速度的决定因素是指数。您需要在colA和colB上具有索引才能使此查询更快。
#2
6
You can use exists
:
你可以使用exists:
select distinct
colA
from
mytable m1
where
not exists (select 1 from mytable m2 where m2.colB = m1.colA)
exists
does a semi-join to quickly match the values. not in
completes the entire result set and then does an or
on it. exists
is typically faster for values in tables.
exists执行半连接以快速匹配值。不是完成整个结果集然后做一个或上面。对于表中的值,exists通常更快。
#3
#1
13
In standard SQL there are no parentheses in DISTINCT colA
. DISTINCT
is not a function.
在标准SQL中,DISTINCT colA中没有括号。 DISTINCT不是一个功能。
SELECT DISTINCT colA
FROM mytable
WHERE colA NOT IN (SELECT DISTINCT colB FROM mytable);
Added DISTINCT
to the sub-select as well. If you have many duplicates it could speed up the query.
也将DISTINCT添加到子选择中。如果您有许多重复项,它可以加快查询速度。
A CTE might be faster, depending on your DBMS. I additionally demonstrate LEFT JOIN
as alternative to exclude the values in valB
, and an alternative way to get distinct values with GROUP BY
:
CTE可能更快,具体取决于您的DBMS。
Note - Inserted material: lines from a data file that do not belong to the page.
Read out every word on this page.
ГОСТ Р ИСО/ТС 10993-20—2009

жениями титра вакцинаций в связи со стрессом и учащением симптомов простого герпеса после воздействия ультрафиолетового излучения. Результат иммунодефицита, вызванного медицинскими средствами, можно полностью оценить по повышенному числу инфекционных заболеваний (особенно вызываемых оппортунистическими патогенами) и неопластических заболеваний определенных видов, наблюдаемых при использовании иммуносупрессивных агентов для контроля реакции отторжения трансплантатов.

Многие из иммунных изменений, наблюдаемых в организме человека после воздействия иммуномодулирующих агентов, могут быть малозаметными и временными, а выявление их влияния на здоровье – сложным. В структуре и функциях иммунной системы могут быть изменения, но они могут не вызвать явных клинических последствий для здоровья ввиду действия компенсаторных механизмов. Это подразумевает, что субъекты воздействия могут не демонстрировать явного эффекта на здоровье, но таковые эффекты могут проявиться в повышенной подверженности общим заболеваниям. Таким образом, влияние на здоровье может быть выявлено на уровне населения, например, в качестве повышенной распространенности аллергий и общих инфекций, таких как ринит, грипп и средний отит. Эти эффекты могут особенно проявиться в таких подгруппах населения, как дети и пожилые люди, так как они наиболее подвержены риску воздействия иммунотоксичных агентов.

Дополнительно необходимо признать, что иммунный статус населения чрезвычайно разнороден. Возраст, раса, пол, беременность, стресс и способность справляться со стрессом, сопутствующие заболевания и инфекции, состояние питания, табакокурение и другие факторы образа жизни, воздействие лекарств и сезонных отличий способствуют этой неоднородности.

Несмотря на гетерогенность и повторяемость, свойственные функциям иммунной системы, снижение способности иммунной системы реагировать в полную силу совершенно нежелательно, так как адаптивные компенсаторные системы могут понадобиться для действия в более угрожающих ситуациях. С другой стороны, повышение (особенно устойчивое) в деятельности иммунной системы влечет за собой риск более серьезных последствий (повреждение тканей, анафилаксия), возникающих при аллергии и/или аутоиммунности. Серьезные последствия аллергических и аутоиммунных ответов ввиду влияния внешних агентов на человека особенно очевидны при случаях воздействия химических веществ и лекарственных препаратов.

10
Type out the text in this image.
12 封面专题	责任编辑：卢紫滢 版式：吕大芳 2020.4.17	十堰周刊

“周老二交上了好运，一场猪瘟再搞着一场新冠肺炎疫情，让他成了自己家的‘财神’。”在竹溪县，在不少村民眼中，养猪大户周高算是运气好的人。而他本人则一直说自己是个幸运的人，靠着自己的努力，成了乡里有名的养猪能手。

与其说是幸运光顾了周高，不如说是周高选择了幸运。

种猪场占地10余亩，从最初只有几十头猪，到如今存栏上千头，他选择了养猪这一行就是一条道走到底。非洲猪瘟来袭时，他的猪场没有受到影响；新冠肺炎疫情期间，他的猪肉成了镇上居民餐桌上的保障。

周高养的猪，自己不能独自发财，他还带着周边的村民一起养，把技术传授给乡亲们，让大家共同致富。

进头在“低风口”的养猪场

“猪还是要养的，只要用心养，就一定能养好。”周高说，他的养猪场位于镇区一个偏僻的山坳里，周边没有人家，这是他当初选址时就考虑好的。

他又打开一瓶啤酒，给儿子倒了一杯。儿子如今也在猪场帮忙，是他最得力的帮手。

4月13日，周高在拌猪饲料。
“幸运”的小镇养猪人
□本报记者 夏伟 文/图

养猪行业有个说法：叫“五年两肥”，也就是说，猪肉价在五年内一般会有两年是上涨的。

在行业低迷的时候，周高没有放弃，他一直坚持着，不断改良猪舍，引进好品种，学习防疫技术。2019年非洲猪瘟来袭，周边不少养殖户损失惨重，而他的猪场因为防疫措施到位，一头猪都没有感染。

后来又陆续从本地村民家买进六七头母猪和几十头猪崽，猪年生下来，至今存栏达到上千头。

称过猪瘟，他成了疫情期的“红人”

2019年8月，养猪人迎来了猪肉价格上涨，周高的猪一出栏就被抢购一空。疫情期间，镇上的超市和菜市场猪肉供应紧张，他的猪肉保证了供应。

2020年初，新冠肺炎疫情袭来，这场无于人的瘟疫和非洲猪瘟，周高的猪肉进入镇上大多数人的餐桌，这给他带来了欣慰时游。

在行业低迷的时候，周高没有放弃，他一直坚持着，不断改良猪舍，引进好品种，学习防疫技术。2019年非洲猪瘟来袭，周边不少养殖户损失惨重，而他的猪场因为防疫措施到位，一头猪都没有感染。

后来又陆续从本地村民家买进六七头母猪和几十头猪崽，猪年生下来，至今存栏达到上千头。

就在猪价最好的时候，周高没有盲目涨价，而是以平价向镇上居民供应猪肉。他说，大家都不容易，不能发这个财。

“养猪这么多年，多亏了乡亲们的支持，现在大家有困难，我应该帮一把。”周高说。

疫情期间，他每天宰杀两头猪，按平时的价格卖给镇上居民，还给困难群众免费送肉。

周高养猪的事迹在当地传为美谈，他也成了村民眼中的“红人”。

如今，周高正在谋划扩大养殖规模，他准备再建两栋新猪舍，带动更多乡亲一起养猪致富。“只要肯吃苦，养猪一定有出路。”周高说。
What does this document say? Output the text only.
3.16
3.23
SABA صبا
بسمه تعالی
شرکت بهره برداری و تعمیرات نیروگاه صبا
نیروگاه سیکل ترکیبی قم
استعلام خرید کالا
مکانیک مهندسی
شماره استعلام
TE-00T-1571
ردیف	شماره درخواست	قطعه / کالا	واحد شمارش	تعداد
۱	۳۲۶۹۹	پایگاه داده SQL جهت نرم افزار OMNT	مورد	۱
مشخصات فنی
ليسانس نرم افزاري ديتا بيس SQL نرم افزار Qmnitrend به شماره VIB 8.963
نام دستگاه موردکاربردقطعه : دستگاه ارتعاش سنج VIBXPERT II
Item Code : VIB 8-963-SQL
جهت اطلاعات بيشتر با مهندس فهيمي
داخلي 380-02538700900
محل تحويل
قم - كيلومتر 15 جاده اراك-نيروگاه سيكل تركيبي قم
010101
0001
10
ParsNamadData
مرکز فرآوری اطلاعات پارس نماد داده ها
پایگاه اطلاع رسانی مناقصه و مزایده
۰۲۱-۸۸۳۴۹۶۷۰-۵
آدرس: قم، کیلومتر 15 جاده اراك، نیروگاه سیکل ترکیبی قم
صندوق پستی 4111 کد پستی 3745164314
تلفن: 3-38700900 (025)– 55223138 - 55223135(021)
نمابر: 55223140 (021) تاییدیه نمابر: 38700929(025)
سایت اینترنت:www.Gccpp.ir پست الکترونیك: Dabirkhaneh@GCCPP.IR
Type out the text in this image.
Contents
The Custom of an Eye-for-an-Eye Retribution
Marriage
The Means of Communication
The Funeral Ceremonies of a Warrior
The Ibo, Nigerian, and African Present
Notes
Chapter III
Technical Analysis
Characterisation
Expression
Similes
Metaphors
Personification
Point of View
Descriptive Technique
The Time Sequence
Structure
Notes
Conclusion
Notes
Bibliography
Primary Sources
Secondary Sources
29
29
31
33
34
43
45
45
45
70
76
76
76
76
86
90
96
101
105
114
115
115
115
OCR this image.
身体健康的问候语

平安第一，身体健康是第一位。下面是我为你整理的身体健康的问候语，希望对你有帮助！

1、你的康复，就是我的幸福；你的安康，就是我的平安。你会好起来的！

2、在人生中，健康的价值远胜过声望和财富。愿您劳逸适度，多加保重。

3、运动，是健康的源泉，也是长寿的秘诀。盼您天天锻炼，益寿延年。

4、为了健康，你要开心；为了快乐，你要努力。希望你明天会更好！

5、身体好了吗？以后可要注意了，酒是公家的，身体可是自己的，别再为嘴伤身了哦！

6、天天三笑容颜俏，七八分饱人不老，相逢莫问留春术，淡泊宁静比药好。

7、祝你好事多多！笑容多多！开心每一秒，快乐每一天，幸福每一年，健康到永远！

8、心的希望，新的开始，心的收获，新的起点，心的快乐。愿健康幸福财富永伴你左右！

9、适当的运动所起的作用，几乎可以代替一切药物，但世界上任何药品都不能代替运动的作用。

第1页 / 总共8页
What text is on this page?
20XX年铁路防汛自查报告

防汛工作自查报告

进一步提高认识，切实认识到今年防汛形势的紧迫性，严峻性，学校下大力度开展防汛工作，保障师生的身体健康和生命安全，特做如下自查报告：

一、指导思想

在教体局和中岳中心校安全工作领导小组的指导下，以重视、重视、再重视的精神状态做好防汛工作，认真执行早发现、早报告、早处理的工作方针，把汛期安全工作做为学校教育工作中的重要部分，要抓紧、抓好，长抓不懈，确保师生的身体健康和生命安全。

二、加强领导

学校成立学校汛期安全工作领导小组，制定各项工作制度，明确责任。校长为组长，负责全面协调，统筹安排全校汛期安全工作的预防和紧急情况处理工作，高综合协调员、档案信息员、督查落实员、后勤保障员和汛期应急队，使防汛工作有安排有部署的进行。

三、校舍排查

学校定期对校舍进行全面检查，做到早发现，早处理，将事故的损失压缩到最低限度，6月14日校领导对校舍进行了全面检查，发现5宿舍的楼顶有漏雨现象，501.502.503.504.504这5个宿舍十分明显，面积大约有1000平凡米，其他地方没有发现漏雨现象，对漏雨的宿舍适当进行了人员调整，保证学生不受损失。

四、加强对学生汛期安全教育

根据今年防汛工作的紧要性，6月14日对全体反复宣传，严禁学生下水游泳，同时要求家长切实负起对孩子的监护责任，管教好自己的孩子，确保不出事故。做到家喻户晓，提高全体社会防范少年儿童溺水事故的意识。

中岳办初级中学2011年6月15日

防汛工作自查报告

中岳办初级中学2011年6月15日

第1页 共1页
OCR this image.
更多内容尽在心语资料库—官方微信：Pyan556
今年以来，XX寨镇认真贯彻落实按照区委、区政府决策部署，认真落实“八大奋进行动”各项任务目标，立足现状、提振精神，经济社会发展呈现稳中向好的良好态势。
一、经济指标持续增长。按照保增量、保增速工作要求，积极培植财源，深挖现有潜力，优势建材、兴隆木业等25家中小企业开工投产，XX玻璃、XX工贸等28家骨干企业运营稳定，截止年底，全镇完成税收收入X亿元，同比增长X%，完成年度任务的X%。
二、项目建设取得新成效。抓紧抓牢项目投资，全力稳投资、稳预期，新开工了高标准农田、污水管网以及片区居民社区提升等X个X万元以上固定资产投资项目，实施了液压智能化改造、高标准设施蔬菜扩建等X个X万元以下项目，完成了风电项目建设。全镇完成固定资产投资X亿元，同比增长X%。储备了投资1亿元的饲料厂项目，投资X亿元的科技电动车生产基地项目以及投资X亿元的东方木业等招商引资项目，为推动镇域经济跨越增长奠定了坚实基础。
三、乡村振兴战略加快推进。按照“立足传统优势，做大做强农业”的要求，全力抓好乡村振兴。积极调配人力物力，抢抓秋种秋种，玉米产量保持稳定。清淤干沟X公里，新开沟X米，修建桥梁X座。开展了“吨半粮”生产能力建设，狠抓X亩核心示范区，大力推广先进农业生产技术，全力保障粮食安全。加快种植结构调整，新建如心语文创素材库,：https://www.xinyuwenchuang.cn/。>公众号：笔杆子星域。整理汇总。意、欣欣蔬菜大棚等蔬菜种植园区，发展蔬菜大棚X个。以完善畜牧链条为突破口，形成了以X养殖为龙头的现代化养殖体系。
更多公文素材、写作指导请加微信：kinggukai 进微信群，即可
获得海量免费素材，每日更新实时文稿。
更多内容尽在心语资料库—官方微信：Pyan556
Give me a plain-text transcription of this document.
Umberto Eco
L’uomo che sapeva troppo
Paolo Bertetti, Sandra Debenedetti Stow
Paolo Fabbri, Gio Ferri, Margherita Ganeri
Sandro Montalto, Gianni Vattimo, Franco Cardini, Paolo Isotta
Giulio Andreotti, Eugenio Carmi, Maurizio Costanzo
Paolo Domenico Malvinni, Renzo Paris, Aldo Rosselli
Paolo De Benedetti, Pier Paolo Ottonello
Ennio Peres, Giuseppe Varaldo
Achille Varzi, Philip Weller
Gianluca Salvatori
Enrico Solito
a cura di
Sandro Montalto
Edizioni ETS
我还演示了LEFT JOIN作为排除valB中值的替代方法,以及使用GROUP BY获取不同值的另一种方法:
WITH x AS (SELECT colB FROM mytable GROUP BY colB)
SELECT m.colA
FROM mytable m
LEFT JOIN x ON x.colB = m.colA
WHERE x.colB IS NULL
GROUP BY m.colA;
Or, simplified further, and with a plain subquery (probably fastest):
或者,进一步简化,并使用普通子查询(可能最快):
SELECT DISTINCT m.colA
FROM mytable m
LEFT JOIN mytable x ON x.colB = m.colA
WHERE x.colB IS NULL;
There are basically 4 techniques to exclude rows with keys present in another (or the same) table:
基本上有4种技术可以排除具有另一个(或相同)表中的键的行:
- Select rows which are not present in other table
选择其他表中不存在的行
The deciding factor for speed will be indexes. You need to have indexes on colA
and colB
for this query to be fast.
速度的决定因素是指数。您需要在colA和colB上具有索引才能使此查询更快。
#2
6
You can use exists
:
你可以使用exists:
select distinct
colA
from
mytable m1
where
not exists (select 1 from mytable m2 where m2.colB = m1.colA)
exists
does a semi-join to quickly match the values. not in
completes the entire result set and then does an or
on it. exists
is typically faster for values in tables.
exists执行半连接以快速匹配值。不是完成整个结果集然后做一个或上面。对于表中的值,exists通常更快。